It is obvious that FDev does not want to implement long term consequences of behaviour. I suspect it is because in a video game it is too easy for a player to dig a hole too deep to be able to ever climb out of.
There is always "clear save".
So instead we have a blocking feature.
Frontier's propensity to conflate the game, metagame, and setting has long bothered me. I realize that some players have difficulty separating themselves from their characters and fantasy from reality, but FDev has no excuse.
I think it really dawned on me that the game had reached an inflection point when Sandro started talking about his ideas for a karma system that took into account things like disconnections (my opinion was, and is, that no number of accidental disconnections should be punished in any way--though the onus is still on the player to provide a stable client in a P2P game--and intentional disconnections to preserve assets, as cheating, should just result in an outright ban, treating them as the same thing, or letting the in-setting stuff acknowledge it in any way, is pure folly). Fortunately that never came to pass, but plenty of other lazy, 4th wall breaking, nonsense was allowed to fester.
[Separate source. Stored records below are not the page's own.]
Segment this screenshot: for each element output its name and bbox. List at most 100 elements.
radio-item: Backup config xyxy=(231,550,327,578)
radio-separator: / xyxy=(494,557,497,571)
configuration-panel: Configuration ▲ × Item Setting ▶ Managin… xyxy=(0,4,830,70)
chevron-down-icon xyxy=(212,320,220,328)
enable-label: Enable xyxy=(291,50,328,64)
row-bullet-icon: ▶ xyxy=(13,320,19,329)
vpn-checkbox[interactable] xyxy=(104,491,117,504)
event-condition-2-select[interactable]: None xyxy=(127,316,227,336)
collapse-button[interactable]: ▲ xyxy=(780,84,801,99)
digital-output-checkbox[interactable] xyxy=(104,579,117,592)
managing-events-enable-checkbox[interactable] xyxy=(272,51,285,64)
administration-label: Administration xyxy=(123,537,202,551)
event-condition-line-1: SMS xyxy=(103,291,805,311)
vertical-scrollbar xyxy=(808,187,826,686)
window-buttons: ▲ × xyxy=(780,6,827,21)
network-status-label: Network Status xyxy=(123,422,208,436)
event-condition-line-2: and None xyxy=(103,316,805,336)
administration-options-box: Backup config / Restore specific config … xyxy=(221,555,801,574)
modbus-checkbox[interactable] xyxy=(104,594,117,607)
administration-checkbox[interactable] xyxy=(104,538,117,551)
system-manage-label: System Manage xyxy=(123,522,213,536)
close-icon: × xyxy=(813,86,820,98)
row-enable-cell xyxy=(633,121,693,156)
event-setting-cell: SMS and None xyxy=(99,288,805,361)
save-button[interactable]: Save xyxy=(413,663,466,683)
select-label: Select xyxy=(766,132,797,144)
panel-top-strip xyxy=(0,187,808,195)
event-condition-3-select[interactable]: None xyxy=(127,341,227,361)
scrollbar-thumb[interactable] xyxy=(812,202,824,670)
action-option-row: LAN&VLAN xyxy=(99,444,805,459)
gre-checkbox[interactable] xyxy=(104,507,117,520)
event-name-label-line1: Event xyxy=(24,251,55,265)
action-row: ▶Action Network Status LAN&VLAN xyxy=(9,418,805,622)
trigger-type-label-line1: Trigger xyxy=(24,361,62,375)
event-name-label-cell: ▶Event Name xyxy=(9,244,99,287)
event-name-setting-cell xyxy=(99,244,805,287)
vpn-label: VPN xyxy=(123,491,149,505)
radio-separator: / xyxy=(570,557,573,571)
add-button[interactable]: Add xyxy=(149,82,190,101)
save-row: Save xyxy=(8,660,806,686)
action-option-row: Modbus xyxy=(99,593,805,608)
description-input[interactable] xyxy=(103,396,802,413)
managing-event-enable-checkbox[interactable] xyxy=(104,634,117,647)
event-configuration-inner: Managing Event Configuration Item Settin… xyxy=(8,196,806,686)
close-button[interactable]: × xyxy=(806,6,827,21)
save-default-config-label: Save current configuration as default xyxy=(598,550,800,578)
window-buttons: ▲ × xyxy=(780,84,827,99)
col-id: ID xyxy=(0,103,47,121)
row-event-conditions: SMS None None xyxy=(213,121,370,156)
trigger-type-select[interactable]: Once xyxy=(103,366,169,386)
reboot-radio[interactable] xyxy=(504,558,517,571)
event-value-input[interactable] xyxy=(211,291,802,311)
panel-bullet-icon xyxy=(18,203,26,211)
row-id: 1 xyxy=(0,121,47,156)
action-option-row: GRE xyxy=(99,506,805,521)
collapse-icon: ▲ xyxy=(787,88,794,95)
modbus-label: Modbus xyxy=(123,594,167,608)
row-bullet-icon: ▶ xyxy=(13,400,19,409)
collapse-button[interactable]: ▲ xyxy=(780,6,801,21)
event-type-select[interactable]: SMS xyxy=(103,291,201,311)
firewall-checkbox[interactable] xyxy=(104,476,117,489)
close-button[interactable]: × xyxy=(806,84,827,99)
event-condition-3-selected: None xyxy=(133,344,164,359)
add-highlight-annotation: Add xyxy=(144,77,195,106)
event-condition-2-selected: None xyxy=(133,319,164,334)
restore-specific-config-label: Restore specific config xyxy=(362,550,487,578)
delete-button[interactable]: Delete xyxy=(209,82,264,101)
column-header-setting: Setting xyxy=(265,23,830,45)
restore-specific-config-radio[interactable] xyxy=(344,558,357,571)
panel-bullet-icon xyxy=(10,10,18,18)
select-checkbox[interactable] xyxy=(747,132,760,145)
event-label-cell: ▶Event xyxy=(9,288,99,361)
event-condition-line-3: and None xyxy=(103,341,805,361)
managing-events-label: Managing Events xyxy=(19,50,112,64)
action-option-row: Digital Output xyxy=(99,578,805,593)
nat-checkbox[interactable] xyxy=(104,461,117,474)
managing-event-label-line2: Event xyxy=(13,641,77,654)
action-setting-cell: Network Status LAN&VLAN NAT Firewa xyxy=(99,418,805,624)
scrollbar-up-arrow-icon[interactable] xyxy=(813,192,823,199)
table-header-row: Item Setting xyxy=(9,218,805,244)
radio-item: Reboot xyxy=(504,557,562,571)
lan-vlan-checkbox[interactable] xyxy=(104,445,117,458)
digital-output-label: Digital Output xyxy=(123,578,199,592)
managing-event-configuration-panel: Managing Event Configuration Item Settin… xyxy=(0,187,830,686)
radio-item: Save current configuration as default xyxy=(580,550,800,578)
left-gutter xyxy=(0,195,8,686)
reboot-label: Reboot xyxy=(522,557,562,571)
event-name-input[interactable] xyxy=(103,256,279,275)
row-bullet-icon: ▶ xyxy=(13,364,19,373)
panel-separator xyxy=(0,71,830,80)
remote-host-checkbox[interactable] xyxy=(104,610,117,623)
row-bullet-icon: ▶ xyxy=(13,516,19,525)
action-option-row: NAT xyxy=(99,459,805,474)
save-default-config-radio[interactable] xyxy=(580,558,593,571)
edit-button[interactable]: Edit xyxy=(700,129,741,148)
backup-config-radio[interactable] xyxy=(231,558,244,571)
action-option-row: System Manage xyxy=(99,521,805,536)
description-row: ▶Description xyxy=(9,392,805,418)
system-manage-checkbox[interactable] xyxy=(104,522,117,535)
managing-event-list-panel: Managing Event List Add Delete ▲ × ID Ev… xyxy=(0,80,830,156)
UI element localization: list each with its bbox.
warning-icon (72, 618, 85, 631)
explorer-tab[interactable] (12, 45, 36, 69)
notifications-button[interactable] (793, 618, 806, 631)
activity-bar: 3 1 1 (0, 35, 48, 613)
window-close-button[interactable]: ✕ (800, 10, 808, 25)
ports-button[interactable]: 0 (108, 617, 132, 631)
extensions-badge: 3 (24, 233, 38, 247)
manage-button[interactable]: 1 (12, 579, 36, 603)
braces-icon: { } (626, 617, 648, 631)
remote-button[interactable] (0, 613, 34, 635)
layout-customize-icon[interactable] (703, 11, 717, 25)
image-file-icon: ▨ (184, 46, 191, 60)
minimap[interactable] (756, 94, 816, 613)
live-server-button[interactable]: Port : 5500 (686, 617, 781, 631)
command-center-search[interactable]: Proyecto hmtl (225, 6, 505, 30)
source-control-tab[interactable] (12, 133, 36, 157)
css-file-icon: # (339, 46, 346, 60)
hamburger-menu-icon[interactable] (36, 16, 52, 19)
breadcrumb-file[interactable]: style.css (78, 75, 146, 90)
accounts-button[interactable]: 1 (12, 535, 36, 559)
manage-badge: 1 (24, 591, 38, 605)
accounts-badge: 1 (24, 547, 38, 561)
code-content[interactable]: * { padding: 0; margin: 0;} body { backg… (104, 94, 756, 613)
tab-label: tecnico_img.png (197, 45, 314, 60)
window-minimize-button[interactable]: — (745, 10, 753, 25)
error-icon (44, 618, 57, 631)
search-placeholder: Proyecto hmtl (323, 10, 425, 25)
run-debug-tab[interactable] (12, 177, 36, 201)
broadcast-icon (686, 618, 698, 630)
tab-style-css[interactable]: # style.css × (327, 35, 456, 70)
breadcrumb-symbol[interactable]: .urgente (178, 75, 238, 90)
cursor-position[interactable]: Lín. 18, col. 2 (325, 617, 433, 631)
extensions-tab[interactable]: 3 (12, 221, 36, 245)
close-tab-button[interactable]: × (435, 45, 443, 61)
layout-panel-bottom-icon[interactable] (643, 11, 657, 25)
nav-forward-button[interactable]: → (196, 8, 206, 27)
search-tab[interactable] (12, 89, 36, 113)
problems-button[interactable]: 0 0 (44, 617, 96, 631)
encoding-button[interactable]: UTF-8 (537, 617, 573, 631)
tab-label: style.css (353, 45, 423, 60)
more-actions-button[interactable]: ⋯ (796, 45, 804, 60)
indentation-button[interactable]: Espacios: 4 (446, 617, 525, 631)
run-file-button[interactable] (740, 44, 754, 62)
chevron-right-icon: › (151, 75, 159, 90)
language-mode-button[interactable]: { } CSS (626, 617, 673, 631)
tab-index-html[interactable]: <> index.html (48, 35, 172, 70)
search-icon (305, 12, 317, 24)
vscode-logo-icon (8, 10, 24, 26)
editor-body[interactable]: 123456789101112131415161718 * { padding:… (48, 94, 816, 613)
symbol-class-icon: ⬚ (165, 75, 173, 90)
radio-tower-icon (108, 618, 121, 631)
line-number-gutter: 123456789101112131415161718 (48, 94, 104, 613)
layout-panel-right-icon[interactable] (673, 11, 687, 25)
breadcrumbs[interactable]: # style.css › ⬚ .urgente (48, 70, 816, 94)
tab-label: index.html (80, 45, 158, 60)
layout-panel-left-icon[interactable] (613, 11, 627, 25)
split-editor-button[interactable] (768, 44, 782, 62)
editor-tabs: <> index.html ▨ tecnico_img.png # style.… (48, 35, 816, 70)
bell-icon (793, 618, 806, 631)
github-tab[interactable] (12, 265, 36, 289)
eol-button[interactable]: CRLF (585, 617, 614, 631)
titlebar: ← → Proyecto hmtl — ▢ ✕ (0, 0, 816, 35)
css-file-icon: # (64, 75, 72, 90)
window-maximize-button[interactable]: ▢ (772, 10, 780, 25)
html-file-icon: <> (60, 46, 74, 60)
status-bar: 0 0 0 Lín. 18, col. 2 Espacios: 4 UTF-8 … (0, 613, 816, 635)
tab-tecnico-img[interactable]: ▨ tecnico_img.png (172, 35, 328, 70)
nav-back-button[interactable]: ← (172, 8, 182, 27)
Harassed as in interdicting them and disrupting their flow of ganking unarmed / non-pvp equipped ships?
Yes, that would be their perspective, which is as valid as any other, and an equally flimsy justification for them being given control over instancing.
Indeed, but if everyone would block gankers, the instancing would be much nicer and less disrupted, because only the gankers would be affected and nobody else
This is predicated on everyone having the same definition of ganker; no one wanting to interact with gankers; gankers being readily and unambiguously identifiable; and being able to communicate such instructions to all players. Pretty much none of those are likely to occur in practice, let alone all of them simultaneously.
Ask ten people to define ganker and you'll get fifteen different answers. Even when a rough consensus can be reached, gankers are content for many people, not only anti-gankers. There is also an enormous spectrum of activity that could easily be taken out of context and mistaken for ganking, no matter the definition, and land someone on some poorly corroborated list. Most players, especially new players, often have few contacts in-game and do not frequent the forums or Reddit, and may be ignorant to the point they don't even realize when they are being attacked by another player character, let alone that they can block future instancing, should they desire to.